Dell Reports Fourth Quarter, Full Fiscal Year Financial Results [Dell]
Hey Dell, what the hell? [Fortune / Dan Primack]
Dell results underpin buyout offer [FT]
1. NUMBERS APPROXIMATE.
2. Section 27A(b)(1)(E) if you’re following along at home. Here is an informal and a formal definition of “going private.”
3. Maybe two more things. IPOs, like going-private transactions, are not covered by the safe harbor, so companies are very careful about putting guidance in an IPO prospectus. Which is why their underwriters kiiiiiiind of do it for them, via research notes with earnings estimates based on meetings with the company. One thing leads to another and you get the Facebook situation, where Facebook gives informal guidance to analysts, they use it in their initiating reports, Facebook updates that guidance late in the game, only favored clients get the updated numbers, etc. etc. You could imagine Dell being more forthcoming with its outlook in one-on-one meetings to persuade big investors to vote for the deal than it is in its written, public, SEC-filed earnings release.

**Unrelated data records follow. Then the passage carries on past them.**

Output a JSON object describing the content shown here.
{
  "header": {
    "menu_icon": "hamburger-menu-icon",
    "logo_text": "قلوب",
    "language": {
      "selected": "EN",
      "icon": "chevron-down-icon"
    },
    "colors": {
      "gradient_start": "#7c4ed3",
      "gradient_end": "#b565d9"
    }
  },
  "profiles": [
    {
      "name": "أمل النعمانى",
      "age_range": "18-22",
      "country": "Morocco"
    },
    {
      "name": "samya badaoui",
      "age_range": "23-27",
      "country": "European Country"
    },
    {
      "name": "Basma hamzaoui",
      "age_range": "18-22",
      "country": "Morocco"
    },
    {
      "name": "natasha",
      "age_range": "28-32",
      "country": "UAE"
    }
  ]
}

4. We talked recently about the Getco deal for Knight; here is the analogous disclosure and caveating there:
GETCO does not as a matter of course make public its long-term projections as to future revenues, earnings or other results due to, among other reasons, the uncertainty of the underlying assumptions and estimates. However, GETCO is including this unaudited prospective financial information because it was, among other information, made available to Knight and Sandler O’Neill in connection with their evaluation of the mergers. In addition, certain of the unaudited prospective financial information was also made available to BofA Merrill Lynch in connection with its evaluation of the mergers. The inclusion of this information should not be regarded as an indication that any of KCG, GETCO, BofA Merrill Lynch, Sandler O’Neill, Knight or any other recipient of this information considered, or now considers, it to be predictive of actual future results. GETCO reviews and updates its internal projections regularly and has revised its internal projections included in this joint proxy statement/prospectus since December 2012 based on, among other things, actual experience and business developments. Neither GETCO nor KCG is under any obligation to update prospective financial data included in this joint proxy statement/prospectus and does not intend to do so, other than as required by applicable law.
The unaudited prospective financial information was, in general, prepared solely for internal use and is subjective in many respects and reflects numerous judgments, estimates and assumptions that are inherently uncertain in prospective financial information of any kind. As a result, neither GETCO nor KCG provides any assurance that the prospective results will be realized or that actual results will not be significantly higher or lower than estimated.
It goes on in that vein for a while.